Bell spent much time researching improved methods of communication for the deaf, and married one of his deaf students in 1877. Bell also became interest in flight in his later years. He built biplanes which flew the first public flight in USA (1908), designed a hydrofoil which captured the world water speed record (1918) and invented a type of kite. He also designed the ‘photophone’ that could transmit speech using a light beam. Although not successful in itself, this device anticipated modern optical-fibre communications.
Sir Sanford Fleming
1827 – 1915
Father of Standard Time
Sir Sandford Fleming was born January 7, 1827 in Kirkaldy, Fife. At the age of 18, following his education as a surveyor and draftsman he emigrated to Ontario settling in Toronto. It is reported that his transatlantic voyage was so rough he and his brother wrote a farwell letter to their parents, enclosed it in a bottle, and tossed it overboard.
Sir Sanford drew the first maps of the Ontario cities of Peterborough, Cobourg, Newcastle, and Colborne. His greatest achievement as a surveyor was his work on the building of the Canadian Pacific Railway.
Sir Sanford Fleming is most remembered for his establishment of the Standard Time System. He developed the idea of dividing the world into twenty-four zones of 16 degrees of longitude with the clocks in each zone all showing the same time. For his work in this field he received his knighthood.

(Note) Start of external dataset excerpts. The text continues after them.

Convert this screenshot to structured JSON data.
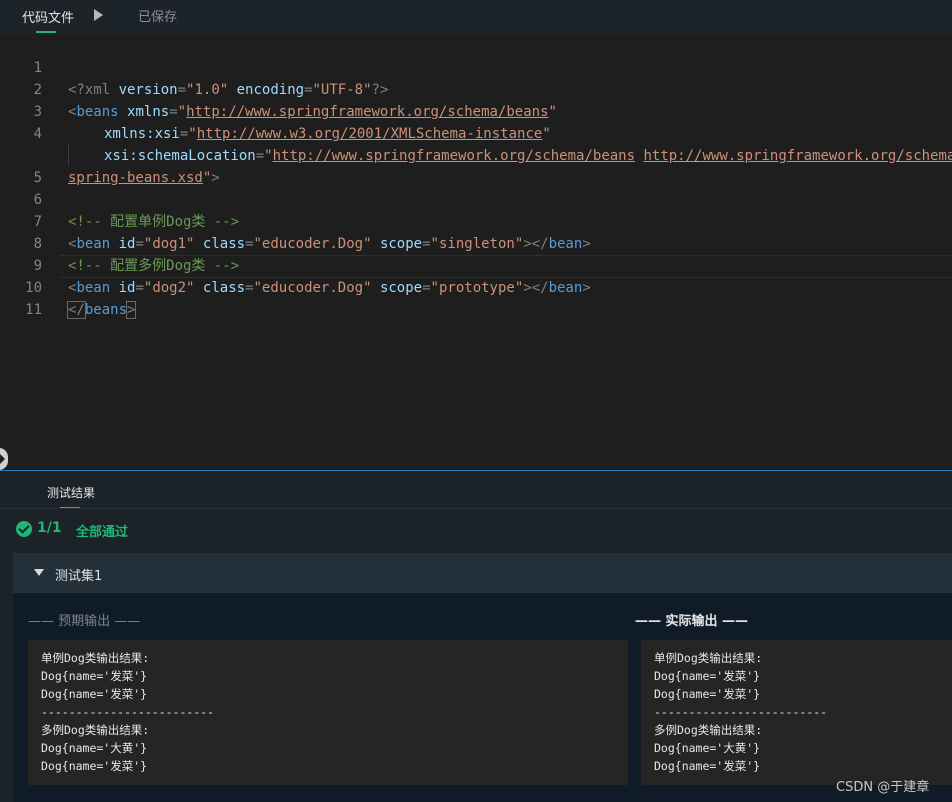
{
  "topbar": {
    "file_tab": "代码文件",
    "run_icon": "play-icon",
    "saved_status": "已保存"
  },
  "editor": {
    "line_numbers": [
      "1",
      "2",
      "3",
      "4",
      "",
      "5",
      "6",
      "7",
      "8",
      "9",
      "10",
      "11"
    ],
    "lines": {
      "l1": {
        "open": "<?xml ",
        "a1": "version",
        "eq1": "=",
        "v1": "\"1.0\"",
        "sp": " ",
        "a2": "encoding",
        "eq2": "=",
        "v2": "\"UTF-8\"",
        "close": "?>"
      },
      "l2": {
        "open": "<",
        "tag": "beans",
        "sp": " ",
        "a1": "xmlns",
        "eq1": "=",
        "q1": "\"",
        "url": "http://www.springframework.org/schema/beans",
        "q2": "\""
      },
      "l3": {
        "a1": "xmlns:xsi",
        "eq1": "=",
        "q1": "\"",
        "url": "http://www.w3.org/2001/XMLSchema-instance",
        "q2": "\""
      },
      "l4": {
        "a1": "xsi:schemaLocation",
        "eq1": "=",
        "q1": "\"",
        "url1": "http://www.springframework.org/schema/beans",
        "sp": " ",
        "url2": "http://www.springframework.org/schema/beans/"
      },
      "l4b": {
        "url": "spring-beans.xsd",
        "q2": "\"",
        "close": ">"
      },
      "l6": {
        "comment": "<!-- 配置单例Dog类 -->"
      },
      "l7": {
        "open": "<",
        "tag": "bean",
        "a1": "id",
        "v1": "\"dog1\"",
        "a2": "class",
        "v2": "\"educoder.Dog\"",
        "a3": "scope",
        "v3": "\"singleton\"",
        "mid": "></",
        "tag2": "bean",
        "close": ">"
      },
      "l8": {
        "comment": "<!-- 配置多例Dog类 -->"
      },
      "l9": {
        "open": "<",
        "tag": "bean",
        "a1": "id",
        "v1": "\"dog2\"",
        "a2": "class",
        "v2": "\"educoder.Dog\"",
        "a3": "scope",
        "v3": "\"prototype\"",
        "mid": "></",
        "tag2": "bean",
        "close": ">"
      },
      "l10": {
        "open": "</",
        "tag": "beans",
        "close": ">"
      }
    }
  },
  "panel": {
    "results_tab": "测试结果",
    "pass_count": "1/1",
    "pass_text": "全部通过",
    "suite_title": "测试集1",
    "expected_title": "—— 预期输出 ——",
    "actual_title": "—— 实际输出 ——",
    "expected_output": [
      "单例Dog类输出结果:",
      "Dog{name='发菜'}",
      "Dog{name='发菜'}",
      "-------------------------",
      "多例Dog类输出结果:",
      "Dog{name='大黄'}",
      "Dog{name='发菜'}"
    ],
    "actual_output": [
      "单例Dog类输出结果:",
      "Dog{name='发菜'}",
      "Dog{name='发菜'}",
      "-------------------------",
      "多例Dog类输出结果:",
      "Dog{name='大黄'}",
      "Dog{name='发菜'}"
    ]
  },
  "watermark": "CSDN @于建章",
  "colors": {
    "accent": "#23b573",
    "splitter": "#2a7fc1",
    "tag": "#569cd6",
    "attr": "#9cdcfe",
    "string": "#ce9178",
    "comment": "#6a9955"
  }
}
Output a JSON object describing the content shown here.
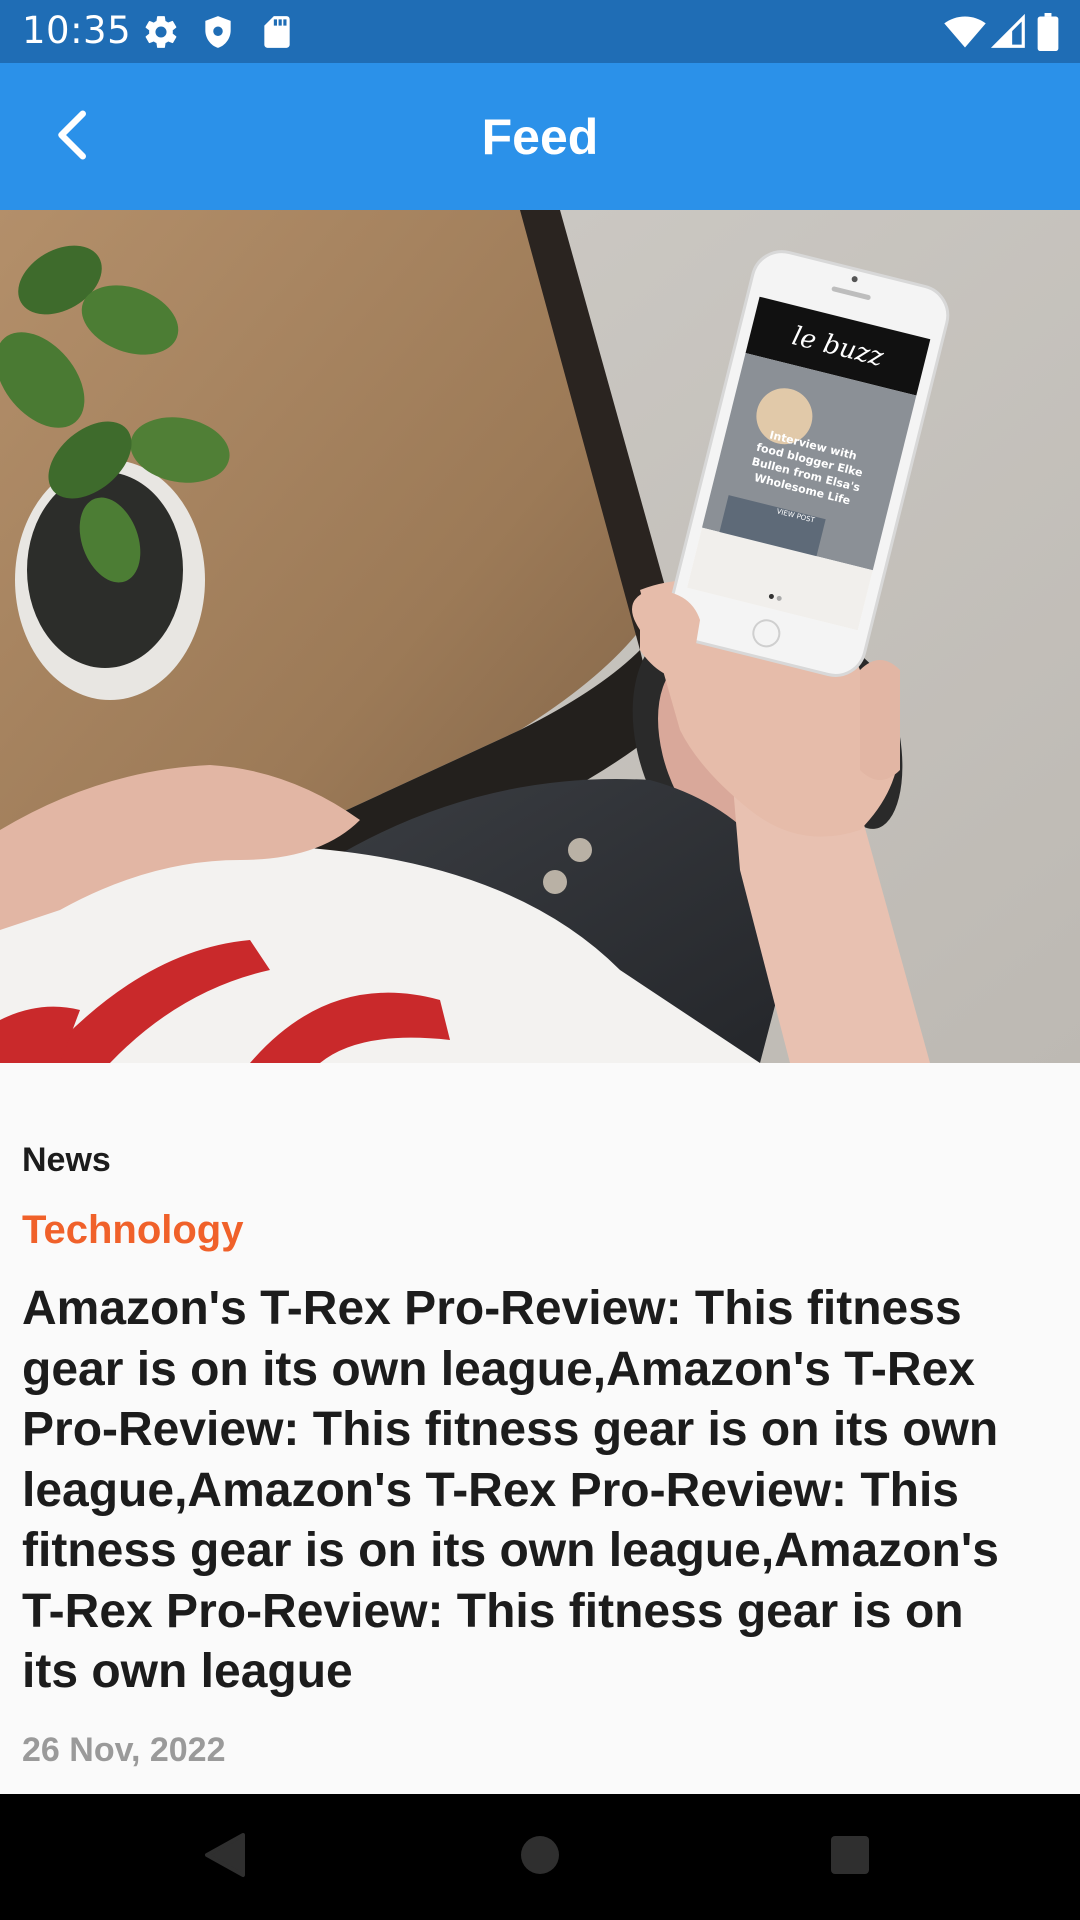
{
  "status_bar": {
    "time": "10:35",
    "icons_left": [
      "gear-icon",
      "shield-icon",
      "sd-card-icon"
    ],
    "icons_right": [
      "wifi-icon",
      "signal-icon",
      "battery-icon"
    ],
    "background": "#1f6db5"
  },
  "app_bar": {
    "title": "Feed",
    "back_icon": "chevron-left-icon",
    "background": "#2b91e9"
  },
  "hero_image": {
    "phone_screen": {
      "brand": "le buzz",
      "headline": "Interview with food blogger Elke Bullen from Elsa's Wholesome Life",
      "button": "VIEW POST"
    }
  },
  "article": {
    "section": "News",
    "category": "Technology",
    "category_color": "#f0612a",
    "headline": "Amazon's T-Rex Pro-Review: This fitness gear is on its own league,Amazon's T-Rex Pro-Review: This fitness gear is on its own league,Amazon's T-Rex Pro-Review: This fitness gear is on its own league,Amazon's T-Rex Pro-Review: This fitness gear is on its own league",
    "date": "26 Nov, 2022"
  },
  "nav_bar": {
    "buttons": [
      "back-triangle-icon",
      "home-circle-icon",
      "recents-square-icon"
    ]
  }
}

In addition to this major accomplishment he also founded the Royal Canadian Institute, designed the first Canadian Postage Stamp, and served for thirty-five years as the Chancellor of Queen’s University.
1818 – 1880
Politician and Founding Father of Canada
Politician and founding father of Canada, born and Educated in Edinburgh. As an Ontario politician, he favoured a federation of the British Colonies in North American and spoke against the French Canadians, developing the deep divisions that persist today.
In 1864, George Brown proposed the Great Coalition to John A. MacDonald and George – Etienne Cartier, and went on to play a major role at the Charlottetown and Quebec Conferences. He resigned from the coalition in 1865.

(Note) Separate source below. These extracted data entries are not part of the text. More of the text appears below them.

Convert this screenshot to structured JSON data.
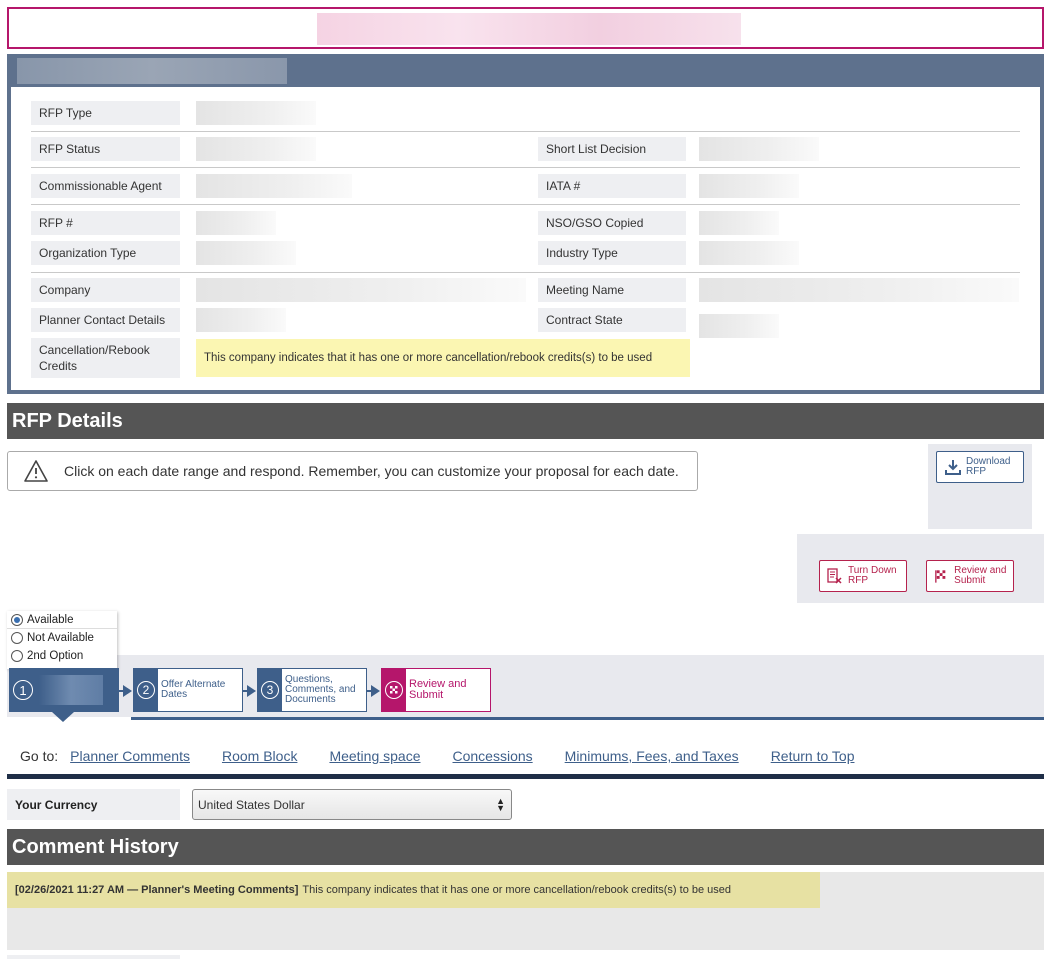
{
  "colors": {
    "accent": "#3e5f8a",
    "brand": "#b5166b",
    "header": "#555555",
    "note": "#fbf6b2"
  },
  "info": {
    "rows": [
      {
        "left_label": "RFP Type"
      },
      {
        "left_label": "RFP Status",
        "right_label": "Short List Decision"
      },
      {
        "left_label": "Commissionable Agent",
        "right_label": "IATA #"
      },
      {
        "left_label": "RFP #",
        "right_label": "NSO/GSO Copied"
      },
      {
        "left_label": "Organization Type",
        "right_label": "Industry Type"
      },
      {
        "left_label": "Company",
        "right_label": "Meeting Name"
      },
      {
        "left_label": "Planner Contact Details",
        "right_label": "Contract State"
      },
      {
        "left_label": "Cancellation/Rebook Credits"
      }
    ],
    "credit_note": "This company indicates that it has one or more cancellation/rebook credits(s) to be used"
  },
  "rfp_details": {
    "title": "RFP Details",
    "alert_text": "Click on each date range and respond. Remember, you can customize your proposal for each date.",
    "download_label": "Download RFP",
    "turn_down_label": "Turn Down RFP",
    "review_submit_label": "Review and Submit"
  },
  "availability": {
    "options": [
      "Available",
      "Not Available",
      "2nd Option"
    ],
    "selected": "Available"
  },
  "steps": [
    {
      "num": "1",
      "label": ""
    },
    {
      "num": "2",
      "label": "Offer Alternate Dates"
    },
    {
      "num": "3",
      "label": "Questions, Comments, and Documents"
    },
    {
      "num": "",
      "label": "Review and Submit"
    }
  ],
  "goto": {
    "label": "Go to:",
    "links": [
      "Planner Comments",
      "Room Block",
      "Meeting space",
      "Concessions",
      "Minimums, Fees, and Taxes",
      "Return to Top"
    ]
  },
  "currency": {
    "label": "Your Currency",
    "selected": "United States Dollar"
  },
  "comment_history": {
    "title": "Comment History",
    "entries": [
      {
        "meta": "[02/26/2021 11:27 AM — Planner's Meeting Comments]",
        "text": "This company indicates that it has one or more cancellation/rebook credits(s) to be used"
      }
    ]
  }
}
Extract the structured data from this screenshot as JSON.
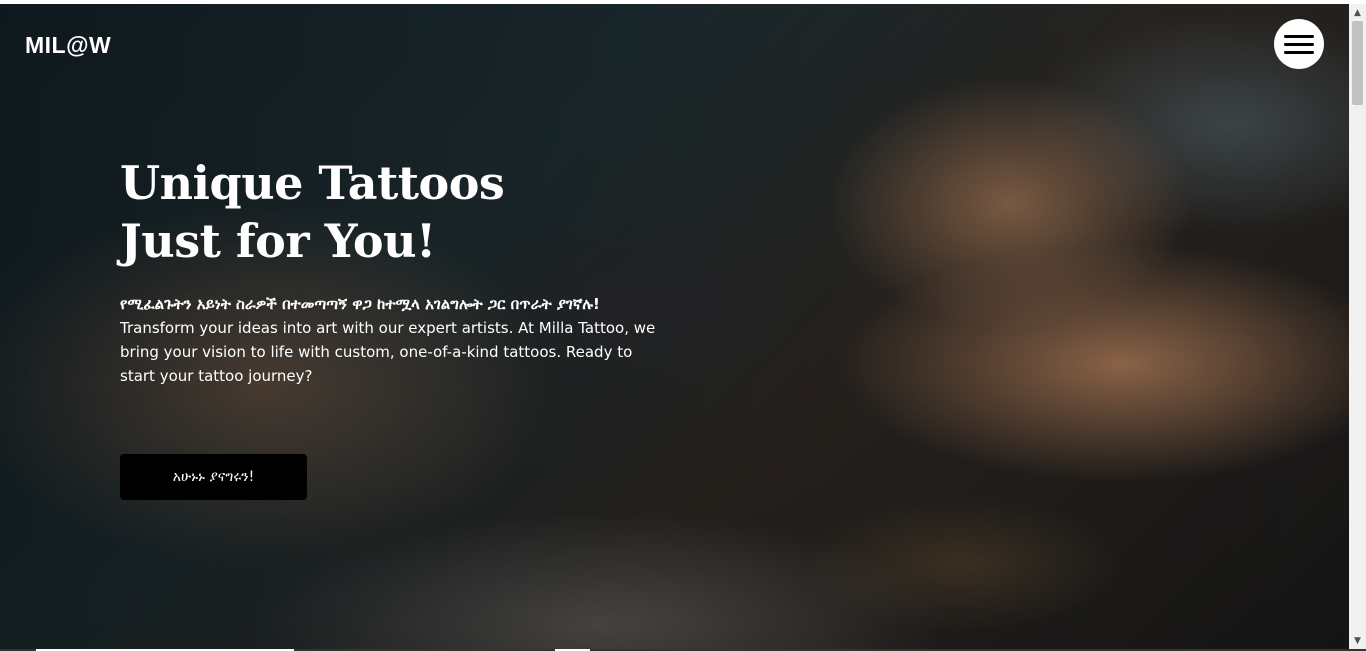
{
  "header": {
    "logo": "MIL@W",
    "menu_icon": "hamburger-menu-icon"
  },
  "hero": {
    "title": "Unique Tattoos Just for You!",
    "subtitle_amharic": "የሚፈልጉትን አይነት ስራዎች በተመጣጣኝ ዋጋ ከተሟላ አገልግሎት ጋር በጥራት ያገኛሉ!",
    "description": "Transform your ideas into art with our expert artists. At Milla Tattoo, we bring your vision to life with custom, one-of-a-kind tattoos. Ready to start your tattoo journey?",
    "cta_label": "አሁኑኑ ያናግሩን!"
  },
  "scrollbar": {
    "up_icon": "triangle-up-icon",
    "down_icon": "triangle-down-icon"
  },
  "colors": {
    "text": "#ffffff",
    "button_bg": "#000000",
    "menu_bg": "#ffffff"
  }
}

George brown was the founder and editor of the “Toronto Globe”. In 1880, a disappointed and frustrated former employee of the Globe shot him in a scuffle at the paper’s Toronto offices. The injury to his leg seemed minor enough at first, but an infection developed and subsequently took his life.
Sir John A. Macdonald
1815 – 1891
First Prime Minister of Canada
Born January 11, 1815 in Glasgow, Scotland and immigrated to Canada with his family in July 1820, settling in Kingston, Ontario. He studied law in Kingston and was admitted to the Bar on February 6, 1836.
Sir John won his first election in 1843 when he was elected to the Kingston Town Council. The following year he was elected to the Legislative Assembly for Kingston. On November 26, 1857 he became the Prime Minister of the Province of Canada (present day Ontario) and utilized this position to promote the Confederation of the British Territories in North America. He chaired the Charlottetown and Quebec Conferences of 1864 and the London Conference in 1866, which lead to the formation of Canada. For these efforts he was knighted on the day of Canada’s birth July 1, 1867 as he assumed the position of Canada’s first Prime Minister.
Sir John A. MacDonald is acknowledged as The Father of Confederation, the single greatest influence in the construction of the transcontinental railway, and Canada’s premier political figure. He was an active member of the St. Andrews and Caledonia Society of Kingston, and in his own words, “a Piper of modest talent”.